The Co-op, which last week won The Grocer Gold Award for business initiative of the year for its plan to tackle shopworker abuse, is continuing to lobby the government to provide greater protection for retail workers by putting longer sentencing for in place offenders.

“It’s encouraging that most people recognise the essential role that shopworkers have played over recent months and that a third of people have relied on local shops more than ever throughout lockdown – but one in five people being aggressive or abusive is still one too many and store staff deserve better,” said Co-op retail CEO Jo Whitfield.

“Being on the receiving end of sustained, daily verbal abuse has a terrible impact on retail workers’ mental health, not to mention the catastrophic effects that physical violence will have.

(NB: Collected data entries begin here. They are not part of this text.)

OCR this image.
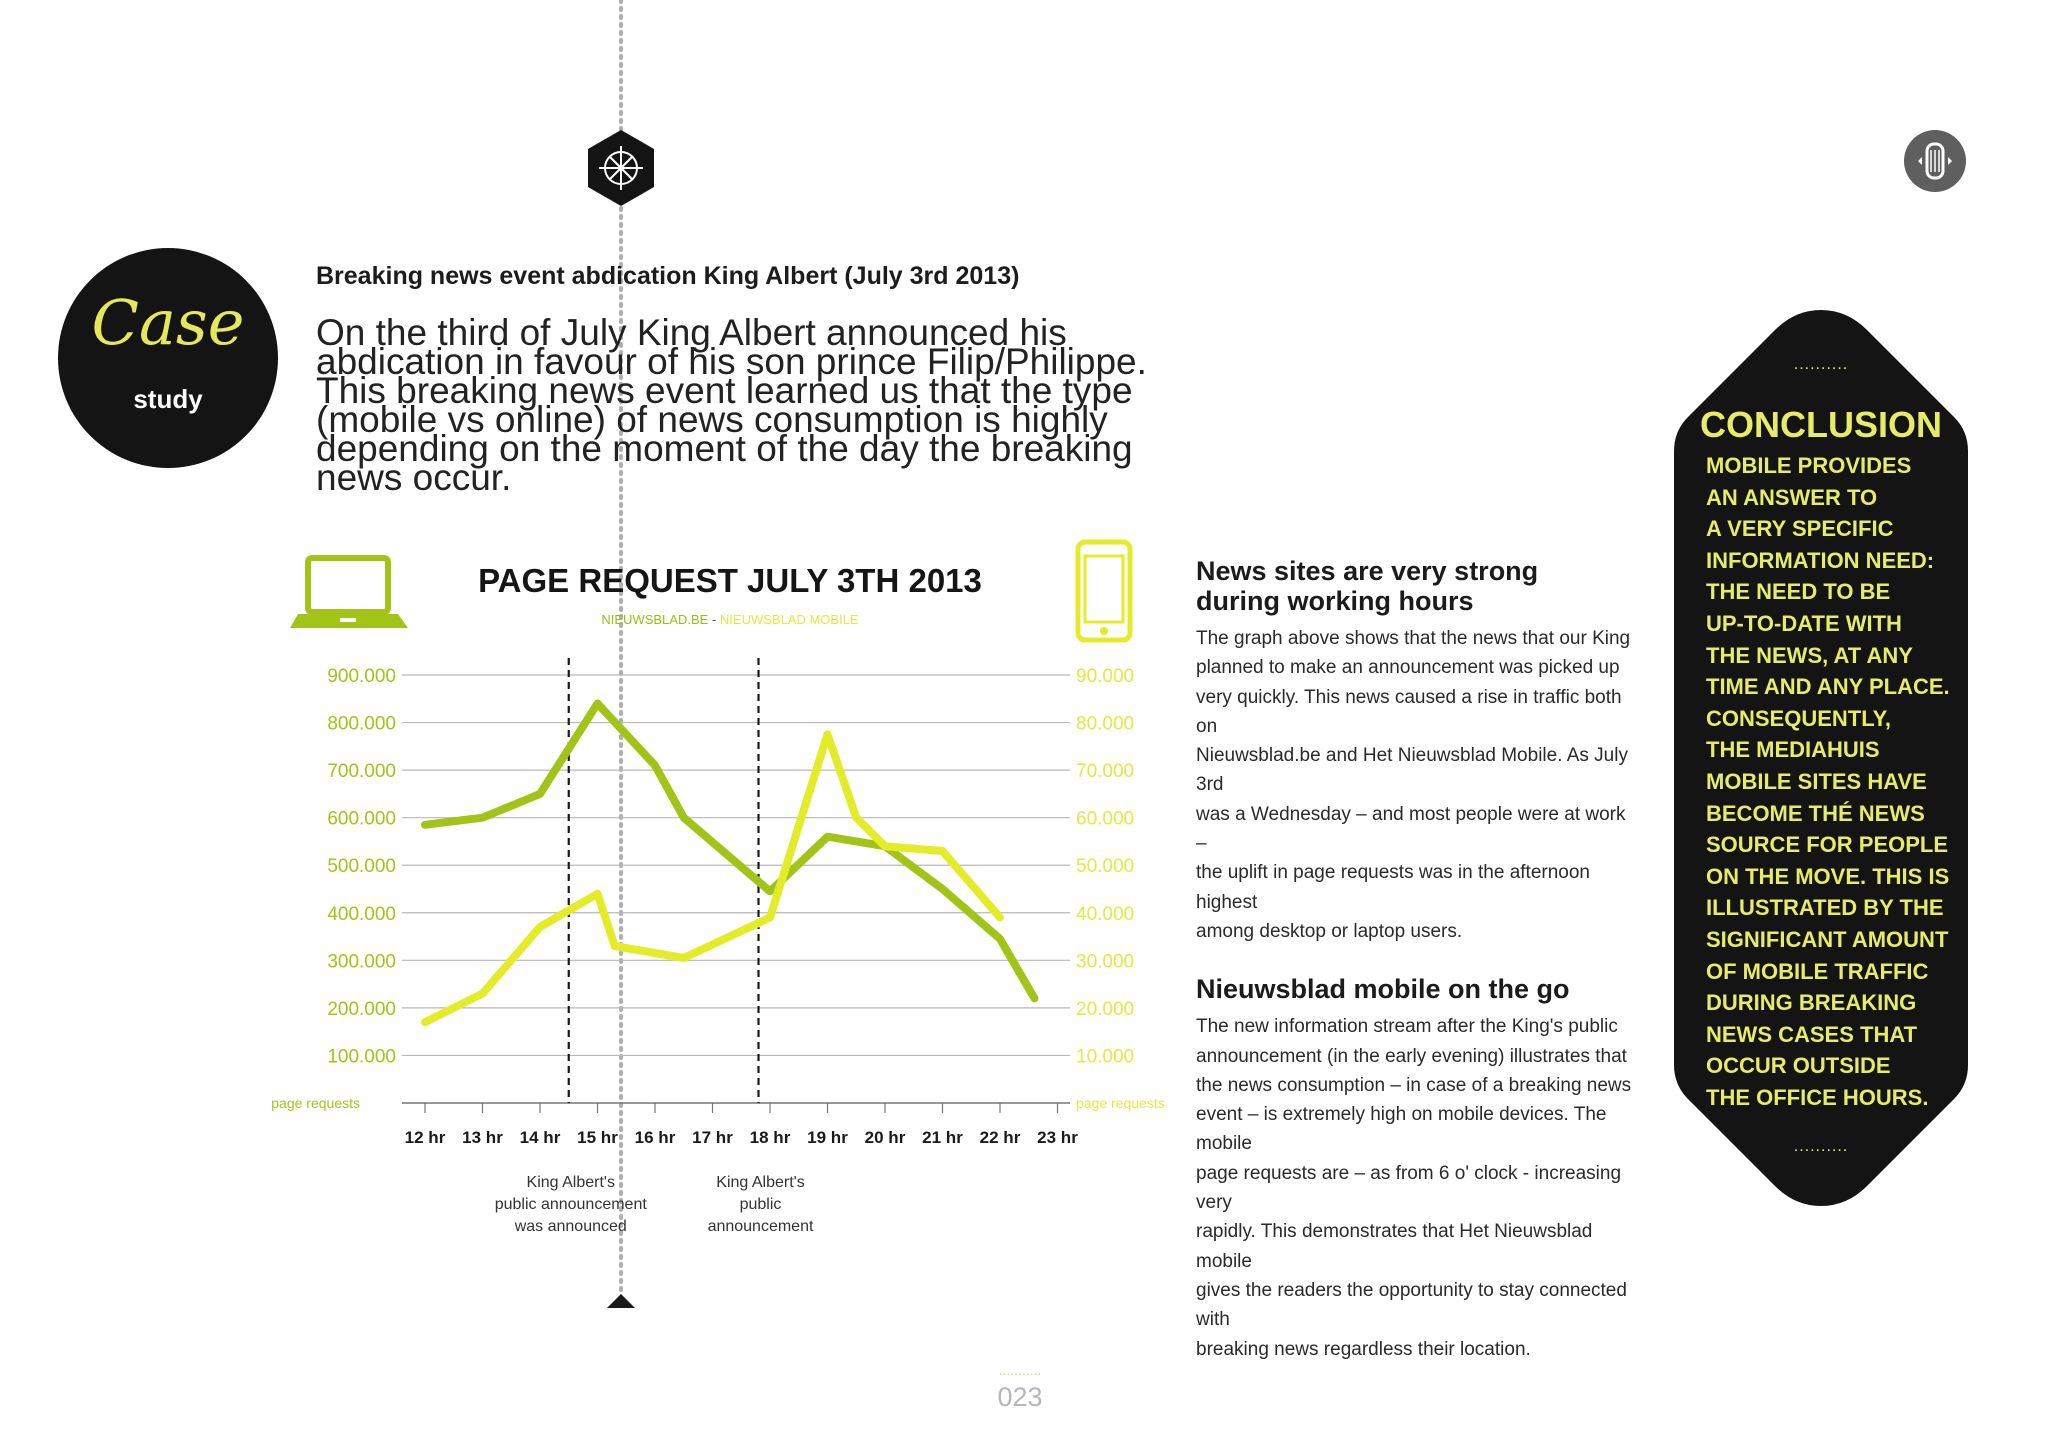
Case
study
Breaking news event abdication King Albert (July 3rd 2013)
On the third of July King Albert announced his abdication in favour of his son prince Filip/Philippe. This breaking news event learned us that the type (mobile vs online) of news consumption is highly depending on the moment of the day the breaking news occur.
PAGE REQUEST JULY 3TH 2013
NIEUWSBLAD.BE - NIEUWSBLAD MOBILE
900.000	90.000
800.000	80.000
700.000	70.000
600.000	60.000
500.000	50.000
400.000	40.000
300.000	30.000
200.000	20.000
100.000	10.000
page requests	page requests
12 hr 13 hr 14 hr 15 hr 16 hr 17 hr 18 hr 19 hr 20 hr 21 hr 22 hr 23 hr
King Albert's
public announcement
was announced
King Albert's
public
announcement
News sites are very strong
during working hours
The graph above shows that the news that our King
planned to make an announcement was picked up
very quickly. This news caused a rise in traffic both on
Nieuwsblad.be and Het Nieuwsblad Mobile. As July 3rd
was a Wednesday – and most people were at work –
the uplift in page requests was in the afternoon highest
among desktop or laptop users.
Nieuwsblad mobile on the go
The new information stream after the King's public
announcement (in the early evening) illustrates that
the news consumption – in case of a breaking news
event – is extremely high on mobile devices. The mobile
page requests are – as from 6 o' clock - increasing very
rapidly. This demonstrates that Het Nieuwsblad mobile
gives the readers the opportunity to stay connected with
breaking news regardless their location.
..........
CONCLUSION
MOBILE PROVIDES
AN ANSWER TO
A VERY SPECIFIC
INFORMATION NEED:
THE NEED TO BE
UP-TO-DATE WITH
THE NEWS, AT ANY
TIME AND ANY PLACE.
CONSEQUENTLY,
THE MEDIAHUIS
MOBILE SITES HAVE
BECOME THÉ NEWS
SOURCE FOR PEOPLE
ON THE MOVE. THIS IS
ILLUSTRATED BY THE
SIGNIFICANT AMOUNT
OF MOBILE TRAFFIC
DURING BREAKING
NEWS CASES THAT
OCCUR OUTSIDE
THE OFFICE HOURS.
..........
...........
023
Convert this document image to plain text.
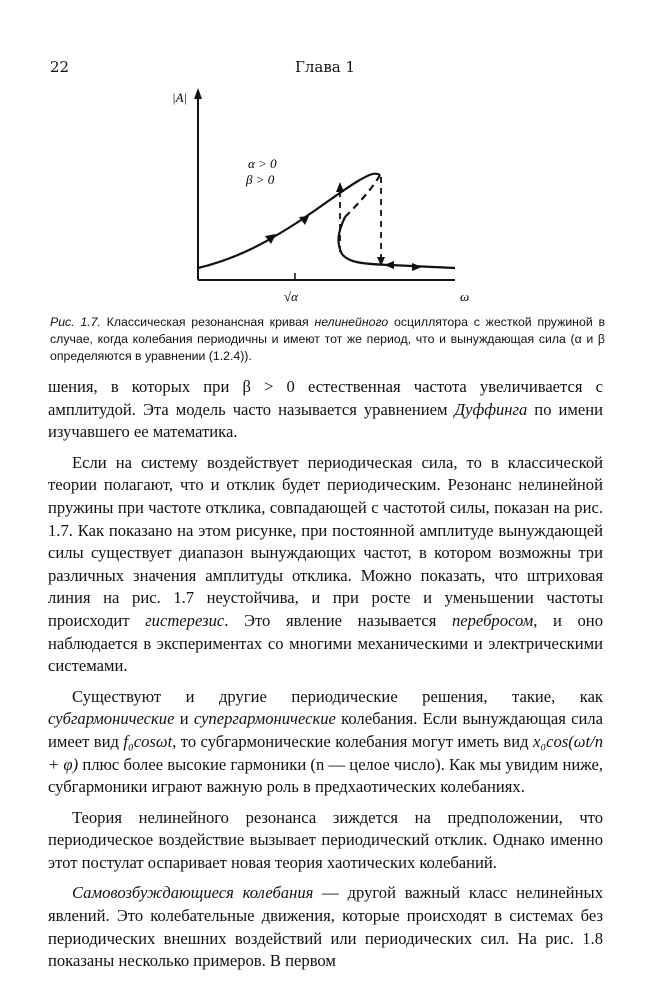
22	Глава 1
|A|
ω
√α
α > 0
β > 0
Рис. 1.7. Классическая резонансная кривая нелинейного осциллятора с жесткой пружиной в случае, когда колебания периодичны и имеют тот же период, что и вынуждающая сила (α и β определяются в уравнении (1.2.4)).

шения, в которых при β > 0 естественная частота увеличивается с амплитудой. Эта модель часто называется уравнением Дуффинга по имени изучавшего ее математика.

Если на систему воздействует периодическая сила, то в классической теории полагают, что и отклик будет периодическим. Резонанс нелинейной пружины при частоте отклика, совпадающей с частотой силы, показан на рис. 1.7. Как показано на этом рисунке, при постоянной амплитуде вынуждающей силы существует диапазон вынуждающих частот, в котором возможны три различных значения амплитуды отклика. Можно показать, что штриховая линия на рис. 1.7 неустойчива, и при росте и уменьшении частоты происходит гистерезис. Это явление называется перебросом, и оно наблюдается в экспериментах со многими механическими и электрическими системами.

Существуют и другие периодические решения, такие, как субгармонические и супергармонические колебания. Если вынуждающая сила имеет вид f₀cosωt, то субгармонические колебания могут иметь вид x₀cos(ωt/n + φ) плюс более высокие гармоники (n — целое число). Как мы увидим ниже, субгармоники играют важную роль в предхаотических колебаниях.

Теория нелинейного резонанса зиждется на предположении, что периодическое воздействие вызывает периодический отклик. Однако именно этот постулат оспаривает новая теория хаотических колебаний.

Самовозбуждающиеся колебания — другой важный класс нелинейных явлений. Это колебательные движения, которые происходят в системах без периодических внешних воздействий или периодических сил. На рис. 1.8 показаны несколько примеров. В первом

“Everybody understands how challenging 2020 has been but our message remains clear – enough is enough, abuse and violence against shopworkers should not be tolerated in today’s society and we will do everything in our power to ensure the government puts greater legal protection in place so they can feel safer when they go into work.”

Alex Norris MP, whose Assaults on Retail Workers Bill is due to get its second hearing in Parliament next year, said: “During the Covid-19 outbreak we have seen an increased prevalence of abuse and violence towards shopworkers, but these unacceptable acts are something that retail employees have to contend with regularly, simply for doing their jobs.

“I believe if we ask employees to enforce the law, they should be better protected. Covid has stopped my important Bill to protect these workers. But the government can act anyway and should do.”

Usdaw general secretary Paddy Lillis added: “In Respect for Shopworkers Week we welcome this Co-op research looking into customer attitudes about abuse of retail workers. Usdaw’s surveys consistently find that the vast majority of shoppers rightly value and respect retail staff, who are key workers delivering an essential service.

“However, three-quarters of retail staff tell us that abuse, threats and assaults have become worse during the pandemic. The public, shopworkers and retail employers are calling on government to legislate for stiffer penalties for those who assault the shop workers.

“We urge government to now offer more than sympathy and, support the Alex Norris Bill. In the meantime, we ask the public to sign our petition to secure a debate in the House of Commons.”